With many questions surrounding the predicted U.S. economic performance in 2024, ranging from a soft landing to an all-out recession, some consumers don’t appear to be adjusting their spending habits.
According to a study late last year from Qualtrics on behalf of Intuit Credit Karma, the phenomenon known as “doom spending,” whereby consumers spend money with little reflection on the economy, has been afflicting predominantly younger generations—such as Generation Z (35 percent, ages 12–27) and millennials (43 percent, ages 28–43)—at the same time most are worried about the future of the U.S. economy (64 percent).
A recent survey from digital personal finance company Achieve also found that half of American consumers expected to take on debt to pay for the holidays last year, proven by an increase of 3.1 percent in spending from November through Christmas Eve, according to Mastercard SpendingPulse.
With an estimated two months on average to pay off that Christmas debt, here comes Valentine’s Day, when doom spending has the potential to reignite. According to a Trustpilot study, younger Americans are feeling pressured to spend on their loved ones. The study found that 33 percent of millennials and 21 percent of Gen Zs (or 27 percent overall) in relationships will buy more this year than last.
According to the National Retail Federation (NRF), consumers plan to spend $25.8 billion to celebrate Valentine’s Day this year, the third-highest amount in the survey’s history. The NRF also estimates that consumers will spend an average of $185.81 each, representing an increase of $8 compared to the last five years.
“Until they really see the consequences that put them in a position where they really can’t do anything about it and have a really difficult time, their behavior won’t change. They have to see the low,” said University of Georgia professor Kristy Archuleta, who teaches a financial planning program and is a financial behavior researcher.
“It’s being driven by fear and anxiety. They don’t know what to do with the economy and spending becomes a coping mechanism. It’s not new but there’s now a new term [doom spending] associated with it,” she told The Epoch Times.
Luxury trips, designer clothes, and Taylor Swift concert tickets have become commonplace doom spending habits by those who have been frustrated by being unable to get out of their parent’s homes and start their adult lives and part of what’s driving the anxiety in younger consumers is the housing market.
Once a main factor in moving into adulthood, little housing inventory, high-interest rates, inflated home prices, and the need for sizable down payments have caused many young consumers to give up on that “American dream.”
“It’s hard for someone younger to try and break into home ownership. This is a two-pronged sword of not only having little saved up for a down payment but taking what you did save and blowing it. They’re thinking, why hang on to it?” Dr. Mary Bell Carlson, a financial behavior expert and president and founder of the Financial Behavior Keynote Group, said to The Epoch Times. “It doesn’t take much of a market change to be underwater compared to the days when we had 0% interest.”
NRF chief economist Jack Kleinhenz, in a press statement from the organization, said current spending habits driven by frustration over the U.S. economy must come to an end eventually.

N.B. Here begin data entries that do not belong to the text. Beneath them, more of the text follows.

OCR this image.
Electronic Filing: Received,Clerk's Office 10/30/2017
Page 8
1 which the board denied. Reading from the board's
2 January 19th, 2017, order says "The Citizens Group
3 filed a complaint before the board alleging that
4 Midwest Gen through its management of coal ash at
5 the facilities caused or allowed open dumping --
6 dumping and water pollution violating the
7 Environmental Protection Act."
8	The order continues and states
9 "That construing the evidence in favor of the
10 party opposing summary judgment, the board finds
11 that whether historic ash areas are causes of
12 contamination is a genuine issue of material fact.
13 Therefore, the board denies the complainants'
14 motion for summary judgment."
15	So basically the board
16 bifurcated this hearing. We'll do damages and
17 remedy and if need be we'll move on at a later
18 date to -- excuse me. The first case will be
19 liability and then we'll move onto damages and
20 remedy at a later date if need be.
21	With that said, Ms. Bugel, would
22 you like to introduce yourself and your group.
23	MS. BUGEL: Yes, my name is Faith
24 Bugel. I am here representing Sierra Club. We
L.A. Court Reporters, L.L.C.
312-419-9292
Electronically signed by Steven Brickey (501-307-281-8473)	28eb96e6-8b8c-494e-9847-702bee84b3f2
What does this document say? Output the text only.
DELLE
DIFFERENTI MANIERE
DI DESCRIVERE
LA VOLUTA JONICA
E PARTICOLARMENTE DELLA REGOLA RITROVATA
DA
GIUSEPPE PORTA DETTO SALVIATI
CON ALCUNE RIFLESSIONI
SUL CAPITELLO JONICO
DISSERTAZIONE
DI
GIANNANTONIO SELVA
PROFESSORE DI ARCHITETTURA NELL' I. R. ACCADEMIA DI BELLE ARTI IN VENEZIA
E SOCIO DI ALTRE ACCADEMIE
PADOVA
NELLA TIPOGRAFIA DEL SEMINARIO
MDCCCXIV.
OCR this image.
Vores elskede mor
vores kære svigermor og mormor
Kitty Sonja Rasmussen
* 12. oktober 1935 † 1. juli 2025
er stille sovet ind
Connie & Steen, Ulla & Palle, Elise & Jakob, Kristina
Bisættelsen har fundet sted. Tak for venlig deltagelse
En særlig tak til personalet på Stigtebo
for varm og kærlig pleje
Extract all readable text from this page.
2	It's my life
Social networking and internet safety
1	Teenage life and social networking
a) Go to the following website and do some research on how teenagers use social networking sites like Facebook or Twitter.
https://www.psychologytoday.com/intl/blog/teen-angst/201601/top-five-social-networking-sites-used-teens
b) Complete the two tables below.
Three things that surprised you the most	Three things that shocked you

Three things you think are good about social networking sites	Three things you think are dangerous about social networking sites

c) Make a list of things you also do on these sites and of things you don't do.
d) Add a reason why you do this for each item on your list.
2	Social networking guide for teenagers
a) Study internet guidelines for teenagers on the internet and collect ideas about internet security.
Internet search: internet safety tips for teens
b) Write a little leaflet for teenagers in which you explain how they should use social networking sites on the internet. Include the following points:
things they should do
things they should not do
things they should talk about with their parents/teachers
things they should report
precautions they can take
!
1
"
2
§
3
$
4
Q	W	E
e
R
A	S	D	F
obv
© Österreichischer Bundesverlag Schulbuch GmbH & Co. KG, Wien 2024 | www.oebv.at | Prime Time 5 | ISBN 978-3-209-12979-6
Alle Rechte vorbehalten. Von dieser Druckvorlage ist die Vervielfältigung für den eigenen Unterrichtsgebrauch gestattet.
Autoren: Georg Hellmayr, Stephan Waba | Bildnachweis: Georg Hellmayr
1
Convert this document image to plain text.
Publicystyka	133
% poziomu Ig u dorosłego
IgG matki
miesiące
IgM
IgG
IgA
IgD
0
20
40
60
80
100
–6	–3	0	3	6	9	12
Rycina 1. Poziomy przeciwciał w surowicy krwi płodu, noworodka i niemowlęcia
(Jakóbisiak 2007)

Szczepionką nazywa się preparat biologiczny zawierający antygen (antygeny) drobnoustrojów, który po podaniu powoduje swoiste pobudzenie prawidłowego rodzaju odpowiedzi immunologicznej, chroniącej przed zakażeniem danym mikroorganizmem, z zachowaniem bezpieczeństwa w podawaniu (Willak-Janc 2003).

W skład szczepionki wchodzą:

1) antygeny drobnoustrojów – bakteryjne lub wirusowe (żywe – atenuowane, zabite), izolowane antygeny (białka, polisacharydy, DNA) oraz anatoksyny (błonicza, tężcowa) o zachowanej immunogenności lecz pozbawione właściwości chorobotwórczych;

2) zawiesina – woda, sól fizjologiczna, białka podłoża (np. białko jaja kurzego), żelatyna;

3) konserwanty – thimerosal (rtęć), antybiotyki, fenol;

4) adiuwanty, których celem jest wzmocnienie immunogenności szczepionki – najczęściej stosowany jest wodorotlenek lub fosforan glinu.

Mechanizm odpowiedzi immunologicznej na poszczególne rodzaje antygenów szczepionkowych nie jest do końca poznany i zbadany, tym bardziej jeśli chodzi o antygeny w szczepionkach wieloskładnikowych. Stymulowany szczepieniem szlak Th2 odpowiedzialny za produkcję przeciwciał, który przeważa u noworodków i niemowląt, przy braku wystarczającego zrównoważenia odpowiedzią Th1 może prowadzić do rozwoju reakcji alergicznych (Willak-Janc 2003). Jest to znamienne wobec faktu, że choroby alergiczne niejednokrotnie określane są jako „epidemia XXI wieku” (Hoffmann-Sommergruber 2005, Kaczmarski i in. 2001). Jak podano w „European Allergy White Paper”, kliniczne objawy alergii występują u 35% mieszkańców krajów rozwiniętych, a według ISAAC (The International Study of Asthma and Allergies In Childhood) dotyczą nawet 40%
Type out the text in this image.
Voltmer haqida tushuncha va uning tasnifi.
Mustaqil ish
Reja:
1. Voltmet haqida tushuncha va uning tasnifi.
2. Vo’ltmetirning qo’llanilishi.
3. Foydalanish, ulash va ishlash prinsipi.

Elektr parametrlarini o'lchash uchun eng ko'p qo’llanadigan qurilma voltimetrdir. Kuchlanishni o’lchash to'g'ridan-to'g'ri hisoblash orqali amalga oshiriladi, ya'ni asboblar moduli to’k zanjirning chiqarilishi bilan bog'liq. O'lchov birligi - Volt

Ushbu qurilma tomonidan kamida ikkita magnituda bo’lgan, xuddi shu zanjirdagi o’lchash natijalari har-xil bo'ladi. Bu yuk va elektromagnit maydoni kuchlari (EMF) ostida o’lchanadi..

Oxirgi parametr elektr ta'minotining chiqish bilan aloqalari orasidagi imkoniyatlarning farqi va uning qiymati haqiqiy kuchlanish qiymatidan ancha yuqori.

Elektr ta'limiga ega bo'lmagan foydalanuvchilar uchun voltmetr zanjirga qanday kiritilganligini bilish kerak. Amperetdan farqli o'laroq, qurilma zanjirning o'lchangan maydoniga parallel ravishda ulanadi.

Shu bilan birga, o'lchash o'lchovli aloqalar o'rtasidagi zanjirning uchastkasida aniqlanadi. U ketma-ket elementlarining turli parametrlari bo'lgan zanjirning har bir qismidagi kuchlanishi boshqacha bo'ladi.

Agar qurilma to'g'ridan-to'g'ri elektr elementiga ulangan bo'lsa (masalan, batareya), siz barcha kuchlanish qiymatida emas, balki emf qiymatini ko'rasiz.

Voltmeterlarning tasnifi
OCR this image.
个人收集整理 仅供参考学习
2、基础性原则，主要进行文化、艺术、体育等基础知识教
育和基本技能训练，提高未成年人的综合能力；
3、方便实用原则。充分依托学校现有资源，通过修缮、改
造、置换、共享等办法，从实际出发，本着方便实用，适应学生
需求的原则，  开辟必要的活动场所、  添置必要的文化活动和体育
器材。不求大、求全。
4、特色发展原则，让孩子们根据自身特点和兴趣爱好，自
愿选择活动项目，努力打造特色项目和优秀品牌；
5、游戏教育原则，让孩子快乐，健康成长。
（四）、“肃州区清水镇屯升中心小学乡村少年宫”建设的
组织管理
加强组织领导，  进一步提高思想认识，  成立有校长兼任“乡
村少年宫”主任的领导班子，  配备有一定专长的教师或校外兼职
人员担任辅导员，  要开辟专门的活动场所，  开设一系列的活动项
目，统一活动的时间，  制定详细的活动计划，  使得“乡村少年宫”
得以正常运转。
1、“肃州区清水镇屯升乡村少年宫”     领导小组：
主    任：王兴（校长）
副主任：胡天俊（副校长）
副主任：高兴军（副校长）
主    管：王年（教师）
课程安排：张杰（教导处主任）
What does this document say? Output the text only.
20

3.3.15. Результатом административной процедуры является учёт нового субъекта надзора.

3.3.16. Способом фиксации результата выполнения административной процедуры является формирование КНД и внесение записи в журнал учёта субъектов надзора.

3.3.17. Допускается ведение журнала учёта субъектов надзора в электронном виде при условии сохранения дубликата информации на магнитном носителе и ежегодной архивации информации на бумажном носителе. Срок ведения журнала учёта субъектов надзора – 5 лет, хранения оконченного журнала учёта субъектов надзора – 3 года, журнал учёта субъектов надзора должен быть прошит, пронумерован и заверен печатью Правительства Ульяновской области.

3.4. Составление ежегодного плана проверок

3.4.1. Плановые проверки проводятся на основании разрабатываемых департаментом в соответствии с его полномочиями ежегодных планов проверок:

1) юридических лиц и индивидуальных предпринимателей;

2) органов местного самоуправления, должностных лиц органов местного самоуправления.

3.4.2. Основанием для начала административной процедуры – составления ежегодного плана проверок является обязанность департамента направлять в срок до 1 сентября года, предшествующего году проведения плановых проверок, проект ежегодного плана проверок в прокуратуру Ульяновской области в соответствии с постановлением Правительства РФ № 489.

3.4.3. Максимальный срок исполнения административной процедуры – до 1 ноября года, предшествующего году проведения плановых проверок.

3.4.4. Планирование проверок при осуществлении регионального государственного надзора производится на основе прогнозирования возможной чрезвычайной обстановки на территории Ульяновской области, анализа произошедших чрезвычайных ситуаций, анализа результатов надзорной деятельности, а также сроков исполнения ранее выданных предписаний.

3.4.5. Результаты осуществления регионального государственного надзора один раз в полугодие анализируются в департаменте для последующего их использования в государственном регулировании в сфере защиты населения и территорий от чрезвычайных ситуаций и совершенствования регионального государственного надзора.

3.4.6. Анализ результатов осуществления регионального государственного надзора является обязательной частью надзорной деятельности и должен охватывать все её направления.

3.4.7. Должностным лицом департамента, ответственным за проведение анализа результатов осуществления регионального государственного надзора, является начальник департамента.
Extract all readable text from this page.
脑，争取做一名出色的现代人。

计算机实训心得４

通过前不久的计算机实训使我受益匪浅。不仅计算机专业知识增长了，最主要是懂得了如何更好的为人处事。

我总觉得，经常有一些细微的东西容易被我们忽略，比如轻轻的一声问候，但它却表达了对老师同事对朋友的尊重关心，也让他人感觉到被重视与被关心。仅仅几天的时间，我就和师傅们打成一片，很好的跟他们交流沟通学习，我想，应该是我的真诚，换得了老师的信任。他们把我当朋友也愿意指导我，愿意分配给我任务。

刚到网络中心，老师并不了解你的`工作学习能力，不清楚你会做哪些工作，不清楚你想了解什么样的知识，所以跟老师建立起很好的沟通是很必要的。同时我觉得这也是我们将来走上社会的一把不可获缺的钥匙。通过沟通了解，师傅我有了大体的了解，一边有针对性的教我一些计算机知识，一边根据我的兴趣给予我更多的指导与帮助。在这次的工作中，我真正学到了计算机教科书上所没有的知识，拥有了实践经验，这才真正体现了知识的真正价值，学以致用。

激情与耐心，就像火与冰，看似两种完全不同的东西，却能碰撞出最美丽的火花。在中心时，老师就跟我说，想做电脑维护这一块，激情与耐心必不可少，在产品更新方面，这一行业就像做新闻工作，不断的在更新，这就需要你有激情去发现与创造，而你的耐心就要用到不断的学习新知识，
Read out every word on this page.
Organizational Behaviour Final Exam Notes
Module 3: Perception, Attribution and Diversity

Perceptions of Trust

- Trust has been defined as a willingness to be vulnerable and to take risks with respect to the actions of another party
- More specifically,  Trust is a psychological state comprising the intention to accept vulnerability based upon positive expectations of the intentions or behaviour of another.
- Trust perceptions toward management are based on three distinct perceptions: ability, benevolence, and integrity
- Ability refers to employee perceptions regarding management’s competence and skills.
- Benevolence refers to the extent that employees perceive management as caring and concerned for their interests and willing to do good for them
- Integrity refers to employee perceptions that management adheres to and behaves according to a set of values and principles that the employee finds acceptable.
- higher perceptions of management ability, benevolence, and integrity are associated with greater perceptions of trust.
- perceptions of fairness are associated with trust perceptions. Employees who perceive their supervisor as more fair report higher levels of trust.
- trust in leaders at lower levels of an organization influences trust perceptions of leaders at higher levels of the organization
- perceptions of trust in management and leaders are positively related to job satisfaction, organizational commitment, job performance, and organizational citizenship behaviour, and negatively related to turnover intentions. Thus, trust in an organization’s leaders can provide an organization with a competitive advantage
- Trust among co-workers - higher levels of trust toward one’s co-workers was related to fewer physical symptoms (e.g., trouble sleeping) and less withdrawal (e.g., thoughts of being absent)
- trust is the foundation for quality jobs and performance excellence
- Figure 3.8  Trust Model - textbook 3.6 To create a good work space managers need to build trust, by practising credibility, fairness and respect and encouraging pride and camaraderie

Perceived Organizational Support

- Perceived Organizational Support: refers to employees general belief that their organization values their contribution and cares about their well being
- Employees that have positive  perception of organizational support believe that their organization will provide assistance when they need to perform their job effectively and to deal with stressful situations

“A year ago, many commentators were skeptical and calling for a recession, but the recession never came. With each passing month, consumers kept spending despite inflation and higher borrowing costs. Nonetheless, those tailwinds are not necessarily sustainable,” Mr. Kleinhenz said. “Tighter credit conditions along with higher borrowing costs continue to be in place now that we’ve turned the page on the annual calendar, and employment reports confirm that the labor market expansion is slowing.”
Ms. Archuleta also believes that there’s a case to be made that parents are enabling their children and giving them opportunities to spend without consequences.
“This is an unpopular opinion, but there’s a degree to how much adult children rely on their parents because they know they’re going to take care of them without any and there aren’t any consequences,” she said.
“It’s a type of financial enmeshment where emotions take over traditional thinking when you’re with another family member and think “I’ll just live with Mom and Dad until things get better.”
That contributes to doomsday spending when you’re not having to worry about saving money.”
But another factor may also be in play here: spending money over personal communication, according to Ms. Carlson, who used Valentine’s Day as an example.
“We buy gifts to show our love versus time and attention. When was the last time you put down your phone and had a conversation? It’s quicker, easier, and faster to buy something, give it to them, say I love you, and then move on to the next project.”